10:12 pm - Creativity Block
They are trying to numb us down and form us into what they want. By offering the easy way out, by offering stable well-paid jobs right at the exit of our universities. They know our mind hasn't settled. Nor do we know what we want yet. But we will never figure it out, because we will be guided through life by attractive easy choices. They might not be easy in the standard sense. You have to work hard to achieve goals you never set for yourself. However, they are convenient goals that distract you from figuring out your life.

Don't give up, don't take the easy way out. Fight for the freedom of your mind, for making your own choices and bearing the responsibility. That is the only way you will ever learn to live with yourself - in knowing what you really want.

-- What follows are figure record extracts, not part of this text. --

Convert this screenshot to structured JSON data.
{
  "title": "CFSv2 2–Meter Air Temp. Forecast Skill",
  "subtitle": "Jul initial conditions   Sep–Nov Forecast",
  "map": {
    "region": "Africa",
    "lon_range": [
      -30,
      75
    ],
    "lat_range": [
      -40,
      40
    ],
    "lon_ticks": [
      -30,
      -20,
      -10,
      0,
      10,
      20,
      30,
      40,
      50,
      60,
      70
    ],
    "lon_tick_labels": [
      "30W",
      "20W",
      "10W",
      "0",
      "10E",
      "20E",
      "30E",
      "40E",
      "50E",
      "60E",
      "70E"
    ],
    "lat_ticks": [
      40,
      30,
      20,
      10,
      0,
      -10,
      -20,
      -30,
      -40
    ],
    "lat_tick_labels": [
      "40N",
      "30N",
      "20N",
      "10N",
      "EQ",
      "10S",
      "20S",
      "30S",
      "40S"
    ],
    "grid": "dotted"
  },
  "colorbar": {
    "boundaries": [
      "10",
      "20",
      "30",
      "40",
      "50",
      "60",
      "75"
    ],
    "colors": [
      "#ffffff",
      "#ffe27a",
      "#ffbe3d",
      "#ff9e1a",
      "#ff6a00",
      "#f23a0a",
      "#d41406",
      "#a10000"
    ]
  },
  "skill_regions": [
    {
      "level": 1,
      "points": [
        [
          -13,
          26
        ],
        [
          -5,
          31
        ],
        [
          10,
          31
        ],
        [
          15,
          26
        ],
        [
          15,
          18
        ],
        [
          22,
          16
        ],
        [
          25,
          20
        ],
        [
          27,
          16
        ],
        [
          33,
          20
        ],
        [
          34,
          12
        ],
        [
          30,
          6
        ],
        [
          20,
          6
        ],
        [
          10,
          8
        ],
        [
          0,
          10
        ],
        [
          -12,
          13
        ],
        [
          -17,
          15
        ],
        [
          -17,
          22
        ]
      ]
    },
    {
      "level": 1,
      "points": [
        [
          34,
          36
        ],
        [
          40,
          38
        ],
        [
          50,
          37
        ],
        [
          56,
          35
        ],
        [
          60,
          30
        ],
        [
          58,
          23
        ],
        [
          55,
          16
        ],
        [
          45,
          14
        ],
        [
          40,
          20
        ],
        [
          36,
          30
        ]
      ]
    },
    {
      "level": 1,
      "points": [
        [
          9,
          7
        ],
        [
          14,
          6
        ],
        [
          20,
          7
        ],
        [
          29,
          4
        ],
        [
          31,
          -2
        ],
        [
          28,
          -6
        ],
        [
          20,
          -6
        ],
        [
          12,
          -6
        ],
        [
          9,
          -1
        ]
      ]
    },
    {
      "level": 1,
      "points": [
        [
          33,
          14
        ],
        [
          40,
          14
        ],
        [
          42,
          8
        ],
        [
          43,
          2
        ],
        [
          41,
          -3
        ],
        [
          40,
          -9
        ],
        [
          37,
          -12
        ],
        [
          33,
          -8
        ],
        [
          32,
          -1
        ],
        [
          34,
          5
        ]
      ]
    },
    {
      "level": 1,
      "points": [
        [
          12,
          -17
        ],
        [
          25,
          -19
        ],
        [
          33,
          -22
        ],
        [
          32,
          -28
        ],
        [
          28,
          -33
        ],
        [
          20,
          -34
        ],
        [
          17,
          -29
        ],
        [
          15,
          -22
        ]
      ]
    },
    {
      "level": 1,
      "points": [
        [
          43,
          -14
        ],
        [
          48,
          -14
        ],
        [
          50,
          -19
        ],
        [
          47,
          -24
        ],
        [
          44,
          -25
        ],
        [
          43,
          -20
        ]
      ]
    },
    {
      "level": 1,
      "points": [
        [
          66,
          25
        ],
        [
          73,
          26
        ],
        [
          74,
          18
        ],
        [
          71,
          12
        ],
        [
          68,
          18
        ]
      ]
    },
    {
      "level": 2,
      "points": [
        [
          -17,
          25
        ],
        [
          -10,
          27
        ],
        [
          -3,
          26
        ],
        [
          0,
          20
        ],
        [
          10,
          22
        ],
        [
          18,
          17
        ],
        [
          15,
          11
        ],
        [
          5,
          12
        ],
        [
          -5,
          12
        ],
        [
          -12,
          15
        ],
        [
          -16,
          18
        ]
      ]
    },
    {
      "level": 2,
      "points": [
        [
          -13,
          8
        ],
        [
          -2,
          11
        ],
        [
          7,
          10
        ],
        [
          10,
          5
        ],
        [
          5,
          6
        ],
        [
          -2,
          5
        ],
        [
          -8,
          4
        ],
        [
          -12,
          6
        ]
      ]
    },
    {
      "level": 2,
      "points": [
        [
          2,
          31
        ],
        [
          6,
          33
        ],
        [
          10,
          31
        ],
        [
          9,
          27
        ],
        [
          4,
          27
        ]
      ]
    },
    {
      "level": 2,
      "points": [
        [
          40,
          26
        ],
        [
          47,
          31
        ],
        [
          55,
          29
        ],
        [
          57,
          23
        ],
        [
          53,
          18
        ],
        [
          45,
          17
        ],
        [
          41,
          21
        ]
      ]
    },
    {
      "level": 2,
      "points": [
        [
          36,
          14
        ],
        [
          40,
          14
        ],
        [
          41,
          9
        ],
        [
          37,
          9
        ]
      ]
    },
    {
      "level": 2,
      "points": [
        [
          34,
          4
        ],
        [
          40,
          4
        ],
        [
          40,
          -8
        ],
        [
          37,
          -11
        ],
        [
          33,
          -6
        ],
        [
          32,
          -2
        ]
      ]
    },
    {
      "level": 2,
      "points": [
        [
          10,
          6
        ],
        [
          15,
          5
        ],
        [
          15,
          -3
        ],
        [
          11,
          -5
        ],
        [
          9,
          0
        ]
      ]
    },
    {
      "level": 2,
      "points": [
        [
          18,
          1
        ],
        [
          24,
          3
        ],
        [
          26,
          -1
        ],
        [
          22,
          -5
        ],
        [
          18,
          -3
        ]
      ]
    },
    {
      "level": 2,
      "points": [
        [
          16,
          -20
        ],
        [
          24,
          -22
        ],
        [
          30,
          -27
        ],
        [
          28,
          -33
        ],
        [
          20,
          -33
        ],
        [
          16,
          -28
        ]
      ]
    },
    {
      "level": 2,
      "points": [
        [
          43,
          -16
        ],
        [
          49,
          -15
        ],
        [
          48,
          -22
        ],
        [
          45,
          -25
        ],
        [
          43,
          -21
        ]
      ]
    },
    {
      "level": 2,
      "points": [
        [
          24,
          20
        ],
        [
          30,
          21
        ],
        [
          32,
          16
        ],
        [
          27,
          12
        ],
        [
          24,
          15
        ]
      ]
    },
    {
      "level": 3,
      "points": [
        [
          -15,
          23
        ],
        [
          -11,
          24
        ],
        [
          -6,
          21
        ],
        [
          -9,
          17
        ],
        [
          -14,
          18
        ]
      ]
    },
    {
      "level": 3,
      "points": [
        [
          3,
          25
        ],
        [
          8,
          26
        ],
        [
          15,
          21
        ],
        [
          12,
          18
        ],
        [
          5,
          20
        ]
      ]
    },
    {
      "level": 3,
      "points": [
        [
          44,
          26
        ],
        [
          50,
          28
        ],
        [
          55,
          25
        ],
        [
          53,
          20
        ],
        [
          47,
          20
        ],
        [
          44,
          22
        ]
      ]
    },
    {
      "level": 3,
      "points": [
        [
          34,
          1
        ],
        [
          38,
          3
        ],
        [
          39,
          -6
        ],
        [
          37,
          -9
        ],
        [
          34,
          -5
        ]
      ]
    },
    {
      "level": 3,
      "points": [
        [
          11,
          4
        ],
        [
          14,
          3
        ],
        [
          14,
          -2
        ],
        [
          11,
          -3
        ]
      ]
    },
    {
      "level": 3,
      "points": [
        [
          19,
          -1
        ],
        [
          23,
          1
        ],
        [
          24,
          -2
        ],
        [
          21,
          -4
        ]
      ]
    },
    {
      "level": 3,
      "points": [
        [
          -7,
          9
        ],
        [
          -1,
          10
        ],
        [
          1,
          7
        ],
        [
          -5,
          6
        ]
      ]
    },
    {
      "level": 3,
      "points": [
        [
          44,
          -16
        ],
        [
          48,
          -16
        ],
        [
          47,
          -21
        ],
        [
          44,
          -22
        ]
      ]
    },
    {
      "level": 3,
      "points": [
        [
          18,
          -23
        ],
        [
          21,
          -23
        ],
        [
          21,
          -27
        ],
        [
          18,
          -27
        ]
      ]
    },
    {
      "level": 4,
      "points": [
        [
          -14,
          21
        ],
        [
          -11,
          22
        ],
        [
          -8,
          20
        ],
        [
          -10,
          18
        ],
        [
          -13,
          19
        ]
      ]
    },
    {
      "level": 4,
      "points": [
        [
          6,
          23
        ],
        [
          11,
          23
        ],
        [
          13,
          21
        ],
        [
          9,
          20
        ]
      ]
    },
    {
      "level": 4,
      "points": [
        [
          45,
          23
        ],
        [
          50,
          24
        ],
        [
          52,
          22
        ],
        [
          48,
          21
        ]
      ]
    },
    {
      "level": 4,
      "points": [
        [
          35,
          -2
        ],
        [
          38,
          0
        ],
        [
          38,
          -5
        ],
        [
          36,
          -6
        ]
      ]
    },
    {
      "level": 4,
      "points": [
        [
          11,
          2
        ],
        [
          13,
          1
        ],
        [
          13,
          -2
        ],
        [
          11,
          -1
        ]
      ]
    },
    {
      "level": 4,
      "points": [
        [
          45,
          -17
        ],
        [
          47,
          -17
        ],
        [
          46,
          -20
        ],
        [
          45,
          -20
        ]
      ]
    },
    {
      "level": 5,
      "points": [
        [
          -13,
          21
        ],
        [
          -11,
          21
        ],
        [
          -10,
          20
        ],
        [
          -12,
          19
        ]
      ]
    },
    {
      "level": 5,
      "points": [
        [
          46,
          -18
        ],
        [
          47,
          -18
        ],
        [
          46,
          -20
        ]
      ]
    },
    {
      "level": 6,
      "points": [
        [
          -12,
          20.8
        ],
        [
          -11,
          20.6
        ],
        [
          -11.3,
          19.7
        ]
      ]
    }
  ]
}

Once you do, there is no one to stop you. Do not let the numerous corporations, organisations, institutions and other industrial giants to take away the dreams you don't yet know you have, don't let them own your life and make you into what they need you to be. Don't let them kill your creative mind.

(komentēt)

March 16th, 2013


07:25 pm
So I haven't spoken to anyone the whole day. Not a word. Not even online.
I fear I'll forget how to speak. While that might not be the worst thing ever, it would be terrible to lose the ability to express thoughts in a human-readable format.

I think I really need to get out of this state of complete social degradation. But I don't remember how.